Freemasonry is one of the world’s oldest and largest non-religious, non-political, fraternal and benevolent organisations. It teaches self-knowledge through participation in a progression of ceremonies. Members are expected to be of high moral standing and are encouraged to speak openly about Freemasonry.
The Lodge meets five times a year in March, May, September, October and December on a Friday evening at Kimbolton Castle.
After the Lodge meeting there is a Dinner in one of the state rooms in a less formal environment to enable members to socialise and enjoy each others company.
We have members of all ages from those in their 20's to those in their 80's.
It is never too early or too late to join.
Freemasonry means different things to each of those who join. For some, it’s about making new friends and acquaintances. For others it’s about being able to help deserving causes – making a contribution to family and society. But for most, it is an enjoyable hobby. Freemasonry is open to both men and women.

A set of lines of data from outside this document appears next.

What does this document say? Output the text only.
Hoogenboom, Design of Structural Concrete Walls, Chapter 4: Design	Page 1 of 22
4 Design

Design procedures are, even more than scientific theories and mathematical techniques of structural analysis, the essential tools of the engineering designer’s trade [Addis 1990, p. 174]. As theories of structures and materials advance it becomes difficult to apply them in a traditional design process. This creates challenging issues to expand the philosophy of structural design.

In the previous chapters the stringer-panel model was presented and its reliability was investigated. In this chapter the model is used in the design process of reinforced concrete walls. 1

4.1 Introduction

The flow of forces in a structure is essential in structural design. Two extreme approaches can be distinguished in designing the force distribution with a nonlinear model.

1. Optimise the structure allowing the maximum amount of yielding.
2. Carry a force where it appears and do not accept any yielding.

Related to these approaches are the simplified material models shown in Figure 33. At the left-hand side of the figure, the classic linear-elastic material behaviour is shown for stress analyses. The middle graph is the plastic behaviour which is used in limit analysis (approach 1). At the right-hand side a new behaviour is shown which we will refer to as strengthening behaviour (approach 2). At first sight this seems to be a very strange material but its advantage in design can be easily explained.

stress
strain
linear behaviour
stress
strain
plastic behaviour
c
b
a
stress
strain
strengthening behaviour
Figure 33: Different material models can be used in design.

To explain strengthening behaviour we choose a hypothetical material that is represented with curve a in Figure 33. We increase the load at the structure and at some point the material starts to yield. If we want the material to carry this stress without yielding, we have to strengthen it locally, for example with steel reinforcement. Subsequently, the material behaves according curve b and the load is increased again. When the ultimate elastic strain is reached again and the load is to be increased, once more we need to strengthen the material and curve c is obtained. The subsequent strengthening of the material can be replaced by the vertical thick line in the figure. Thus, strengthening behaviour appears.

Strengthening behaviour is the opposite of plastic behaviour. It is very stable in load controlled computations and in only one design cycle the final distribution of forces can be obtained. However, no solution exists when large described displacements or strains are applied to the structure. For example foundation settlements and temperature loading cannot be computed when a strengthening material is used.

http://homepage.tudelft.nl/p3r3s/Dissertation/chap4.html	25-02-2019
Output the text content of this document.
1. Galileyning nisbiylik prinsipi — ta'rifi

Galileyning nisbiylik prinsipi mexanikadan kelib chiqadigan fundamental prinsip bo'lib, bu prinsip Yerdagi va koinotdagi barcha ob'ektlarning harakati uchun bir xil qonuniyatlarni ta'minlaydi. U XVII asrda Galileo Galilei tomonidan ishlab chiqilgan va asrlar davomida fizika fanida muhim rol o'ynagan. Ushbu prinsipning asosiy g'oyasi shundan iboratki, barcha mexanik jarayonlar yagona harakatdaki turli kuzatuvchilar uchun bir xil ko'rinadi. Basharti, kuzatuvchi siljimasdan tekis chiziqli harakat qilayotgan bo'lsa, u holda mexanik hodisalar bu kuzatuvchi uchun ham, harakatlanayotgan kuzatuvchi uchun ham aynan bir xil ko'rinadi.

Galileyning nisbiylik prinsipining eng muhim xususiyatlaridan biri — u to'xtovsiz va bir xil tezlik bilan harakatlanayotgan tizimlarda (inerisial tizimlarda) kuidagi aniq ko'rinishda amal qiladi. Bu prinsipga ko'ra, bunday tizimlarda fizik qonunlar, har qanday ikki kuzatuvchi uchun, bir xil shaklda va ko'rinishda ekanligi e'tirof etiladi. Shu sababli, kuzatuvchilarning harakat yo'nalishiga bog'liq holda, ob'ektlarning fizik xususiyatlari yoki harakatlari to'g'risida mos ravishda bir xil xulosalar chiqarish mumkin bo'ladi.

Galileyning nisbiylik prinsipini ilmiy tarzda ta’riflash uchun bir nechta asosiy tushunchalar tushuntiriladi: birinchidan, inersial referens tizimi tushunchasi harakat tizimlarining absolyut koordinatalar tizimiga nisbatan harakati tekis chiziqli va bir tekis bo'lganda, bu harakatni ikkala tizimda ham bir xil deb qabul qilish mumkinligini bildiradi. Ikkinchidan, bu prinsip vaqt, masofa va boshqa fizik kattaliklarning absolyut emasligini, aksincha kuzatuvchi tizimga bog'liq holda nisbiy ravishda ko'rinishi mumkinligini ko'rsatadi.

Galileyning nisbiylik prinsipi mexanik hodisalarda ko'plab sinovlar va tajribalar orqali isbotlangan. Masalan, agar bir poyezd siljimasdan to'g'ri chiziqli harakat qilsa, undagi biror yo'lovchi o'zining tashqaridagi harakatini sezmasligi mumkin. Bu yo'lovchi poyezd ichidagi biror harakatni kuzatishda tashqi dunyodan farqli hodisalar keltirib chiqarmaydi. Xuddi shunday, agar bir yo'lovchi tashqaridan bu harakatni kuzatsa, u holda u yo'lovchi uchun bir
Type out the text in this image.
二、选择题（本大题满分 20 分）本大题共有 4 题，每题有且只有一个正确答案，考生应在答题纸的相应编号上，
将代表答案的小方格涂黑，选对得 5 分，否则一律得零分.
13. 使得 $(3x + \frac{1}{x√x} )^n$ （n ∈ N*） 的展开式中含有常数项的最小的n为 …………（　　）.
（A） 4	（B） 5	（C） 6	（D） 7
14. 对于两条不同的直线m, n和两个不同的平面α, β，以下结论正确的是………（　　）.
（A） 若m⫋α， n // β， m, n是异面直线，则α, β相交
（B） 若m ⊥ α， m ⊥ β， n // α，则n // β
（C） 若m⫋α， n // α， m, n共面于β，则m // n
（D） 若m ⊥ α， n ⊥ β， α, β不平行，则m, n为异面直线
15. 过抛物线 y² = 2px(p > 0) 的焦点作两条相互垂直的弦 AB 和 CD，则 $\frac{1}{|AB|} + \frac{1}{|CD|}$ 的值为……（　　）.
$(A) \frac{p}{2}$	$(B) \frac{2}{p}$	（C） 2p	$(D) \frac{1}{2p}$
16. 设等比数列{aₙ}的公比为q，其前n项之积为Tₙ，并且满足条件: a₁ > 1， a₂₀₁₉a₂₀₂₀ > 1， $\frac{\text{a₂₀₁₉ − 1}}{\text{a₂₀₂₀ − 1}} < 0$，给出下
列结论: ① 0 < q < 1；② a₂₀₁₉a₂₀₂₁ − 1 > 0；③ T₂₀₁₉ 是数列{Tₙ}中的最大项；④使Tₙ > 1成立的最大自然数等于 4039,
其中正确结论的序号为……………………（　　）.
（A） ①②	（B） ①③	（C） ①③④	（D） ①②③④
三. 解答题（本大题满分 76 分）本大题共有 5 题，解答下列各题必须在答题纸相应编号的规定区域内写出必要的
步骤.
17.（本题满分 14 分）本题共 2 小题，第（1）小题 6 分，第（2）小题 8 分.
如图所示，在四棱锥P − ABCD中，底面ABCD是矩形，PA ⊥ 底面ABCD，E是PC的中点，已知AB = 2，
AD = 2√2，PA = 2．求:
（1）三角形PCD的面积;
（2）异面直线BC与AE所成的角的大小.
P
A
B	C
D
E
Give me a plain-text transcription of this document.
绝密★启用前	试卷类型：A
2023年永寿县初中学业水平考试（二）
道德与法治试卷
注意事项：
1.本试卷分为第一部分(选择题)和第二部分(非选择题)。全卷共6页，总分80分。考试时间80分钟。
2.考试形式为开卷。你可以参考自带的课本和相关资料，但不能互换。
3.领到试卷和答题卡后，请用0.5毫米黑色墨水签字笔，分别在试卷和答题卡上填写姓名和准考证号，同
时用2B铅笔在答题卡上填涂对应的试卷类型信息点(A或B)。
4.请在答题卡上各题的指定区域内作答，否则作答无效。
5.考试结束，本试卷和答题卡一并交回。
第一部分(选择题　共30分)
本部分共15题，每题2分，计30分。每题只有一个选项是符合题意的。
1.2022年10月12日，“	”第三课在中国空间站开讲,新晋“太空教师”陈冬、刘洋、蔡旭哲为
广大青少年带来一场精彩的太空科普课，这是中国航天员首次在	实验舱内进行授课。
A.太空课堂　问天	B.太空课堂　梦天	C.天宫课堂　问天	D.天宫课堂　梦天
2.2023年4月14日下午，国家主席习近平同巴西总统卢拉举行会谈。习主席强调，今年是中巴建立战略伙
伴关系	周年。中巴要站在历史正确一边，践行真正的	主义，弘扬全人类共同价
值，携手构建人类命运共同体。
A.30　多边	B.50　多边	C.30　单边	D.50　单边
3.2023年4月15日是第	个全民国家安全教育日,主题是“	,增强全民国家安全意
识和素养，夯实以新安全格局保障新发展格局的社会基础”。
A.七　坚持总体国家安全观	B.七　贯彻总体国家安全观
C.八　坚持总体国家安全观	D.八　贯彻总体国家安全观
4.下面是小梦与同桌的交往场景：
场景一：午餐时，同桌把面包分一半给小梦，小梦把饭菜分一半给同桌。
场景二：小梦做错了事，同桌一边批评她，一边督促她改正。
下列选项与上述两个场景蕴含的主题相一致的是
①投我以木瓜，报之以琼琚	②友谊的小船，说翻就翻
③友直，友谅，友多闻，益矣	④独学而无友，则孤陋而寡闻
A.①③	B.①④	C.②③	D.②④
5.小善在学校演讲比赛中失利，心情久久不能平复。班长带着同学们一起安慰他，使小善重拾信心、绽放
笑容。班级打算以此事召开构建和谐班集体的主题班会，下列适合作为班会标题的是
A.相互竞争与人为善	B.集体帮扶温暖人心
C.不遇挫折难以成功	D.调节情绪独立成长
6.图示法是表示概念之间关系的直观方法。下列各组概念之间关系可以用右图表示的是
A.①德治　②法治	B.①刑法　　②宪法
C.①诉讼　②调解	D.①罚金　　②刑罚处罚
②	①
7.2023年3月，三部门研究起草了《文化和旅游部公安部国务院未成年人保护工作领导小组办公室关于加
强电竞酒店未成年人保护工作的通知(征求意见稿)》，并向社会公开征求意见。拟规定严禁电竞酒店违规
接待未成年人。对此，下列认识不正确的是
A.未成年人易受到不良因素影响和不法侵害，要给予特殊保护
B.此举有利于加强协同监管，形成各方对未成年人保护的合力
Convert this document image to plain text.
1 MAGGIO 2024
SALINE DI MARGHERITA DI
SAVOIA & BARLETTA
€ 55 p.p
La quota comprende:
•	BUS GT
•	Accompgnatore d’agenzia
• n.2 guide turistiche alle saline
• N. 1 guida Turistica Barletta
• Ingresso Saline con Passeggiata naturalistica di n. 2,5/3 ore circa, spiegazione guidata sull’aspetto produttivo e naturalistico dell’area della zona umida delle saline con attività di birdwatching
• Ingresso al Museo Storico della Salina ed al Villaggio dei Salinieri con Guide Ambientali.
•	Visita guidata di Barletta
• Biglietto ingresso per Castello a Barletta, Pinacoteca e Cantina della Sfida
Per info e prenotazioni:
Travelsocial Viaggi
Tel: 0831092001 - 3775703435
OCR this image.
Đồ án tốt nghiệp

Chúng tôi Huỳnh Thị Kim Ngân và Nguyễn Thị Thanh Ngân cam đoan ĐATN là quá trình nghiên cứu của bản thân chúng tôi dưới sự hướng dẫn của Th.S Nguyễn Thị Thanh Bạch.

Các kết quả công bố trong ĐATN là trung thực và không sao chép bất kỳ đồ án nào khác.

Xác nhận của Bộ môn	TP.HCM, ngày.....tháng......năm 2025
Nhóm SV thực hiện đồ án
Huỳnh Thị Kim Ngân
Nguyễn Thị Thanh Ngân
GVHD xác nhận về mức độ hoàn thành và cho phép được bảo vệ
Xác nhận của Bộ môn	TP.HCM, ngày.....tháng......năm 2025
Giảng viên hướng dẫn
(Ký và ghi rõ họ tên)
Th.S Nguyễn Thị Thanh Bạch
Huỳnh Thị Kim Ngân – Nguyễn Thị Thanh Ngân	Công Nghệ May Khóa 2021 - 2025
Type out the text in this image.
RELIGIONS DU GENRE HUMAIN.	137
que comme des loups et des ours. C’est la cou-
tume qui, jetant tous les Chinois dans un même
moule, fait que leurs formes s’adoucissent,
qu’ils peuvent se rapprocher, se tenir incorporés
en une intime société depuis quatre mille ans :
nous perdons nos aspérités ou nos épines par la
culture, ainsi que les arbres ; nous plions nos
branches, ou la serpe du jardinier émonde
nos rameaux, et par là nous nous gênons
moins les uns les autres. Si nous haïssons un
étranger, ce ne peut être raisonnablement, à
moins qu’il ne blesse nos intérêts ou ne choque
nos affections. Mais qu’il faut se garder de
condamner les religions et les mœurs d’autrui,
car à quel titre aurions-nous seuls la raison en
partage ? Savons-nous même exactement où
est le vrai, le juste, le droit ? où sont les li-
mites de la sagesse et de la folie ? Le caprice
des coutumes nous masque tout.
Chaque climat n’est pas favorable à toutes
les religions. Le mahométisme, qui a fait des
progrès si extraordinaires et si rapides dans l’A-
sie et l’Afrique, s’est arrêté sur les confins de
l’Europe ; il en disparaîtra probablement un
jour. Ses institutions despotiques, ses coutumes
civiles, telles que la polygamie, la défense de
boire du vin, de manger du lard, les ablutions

From its earliest days, Freemasonry has been concerned with the care of orphans, the sick and the aged. This work continues today through our various charities. In addition, large sums are given to national and local charities.
Freemasonry instils in its members a moral and ethical approach to life: its values are based on integrity, kindness, honesty and fairness. Members are urged to regard the interests ofthe family as paramount but, importantly,
Freemasonry also teaches concern for people, care for the less fortunate and help for those in need.
There has been a long association between Kimbolton Castle and Freemasonry. The 4th Duke of Manchester, George, was head of the worldwide Masonic order as Grand Master from 1777 to 1782.
The 7th Duke, William, was appointed Provincial Grand Master for Northamptonshire and Huntingdonshire from 1863 to 1887.
The strong tradition continues through the Old Kimboltonians' Lodge, which as established in 1952 by W. Brown,
W. Ingram and C. Gibbard amongst others.